My husband and I are in the minority because we endorse a political party while the rest of our group believes the opposite.

Over the past year, with the change of presidents, it seems like we can’t discuss anything political.

Recently on our discussion group there were some reviews that we don’t agree with but don’t think is the forum for discussion.

How do we ask them not to bring up political criticism in our group discussion setting?

– Friends but not political friends

Dear friends: You could answer, “We hope to save these political discussions until we meet in person. In fact, we hope to avoid them altogether (insert laughing emoji). ”

Dear Amy: Great response to “Survive,” the woman who had a double mastectomy during COVID.

When I had the same thing, plus radiation and chemotherapy, the health workers kept warning me about “cancer PTSD,” a late response after treatment.
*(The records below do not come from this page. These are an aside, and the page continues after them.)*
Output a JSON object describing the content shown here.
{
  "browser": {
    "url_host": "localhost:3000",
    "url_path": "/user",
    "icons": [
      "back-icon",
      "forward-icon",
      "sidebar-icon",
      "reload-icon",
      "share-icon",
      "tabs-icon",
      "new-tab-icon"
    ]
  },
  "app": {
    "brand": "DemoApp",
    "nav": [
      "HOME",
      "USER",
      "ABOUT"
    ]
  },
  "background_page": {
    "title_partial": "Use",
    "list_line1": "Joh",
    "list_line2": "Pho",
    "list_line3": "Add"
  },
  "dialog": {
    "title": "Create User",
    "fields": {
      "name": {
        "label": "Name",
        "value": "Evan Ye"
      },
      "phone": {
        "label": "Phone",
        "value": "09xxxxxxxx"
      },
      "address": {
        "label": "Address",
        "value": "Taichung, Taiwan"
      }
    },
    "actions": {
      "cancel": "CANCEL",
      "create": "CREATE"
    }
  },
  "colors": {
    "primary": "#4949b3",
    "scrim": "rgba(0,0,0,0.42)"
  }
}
I pretty much ignored them.

But then I was hit with it, two months after finishing the treatment.

During treatment, sometimes you don’t have the luxury of feeling your feelings … it’s all about getting out of it and surviving.

It is a special condition that requires special understanding of mood swings, floating anger, and depression.

I’m surprised she wasn’t notified. It’s one thing, that’s for sure.

– Surviving companion

Dear Survivor, I hope “Surviving” finds the same compassion from its own healthcare team and other cancer survivors through a support group.

You can email Amy Dickinson at or send a letter to Ask Amy, PO Box 194, Freeville, NY 13068.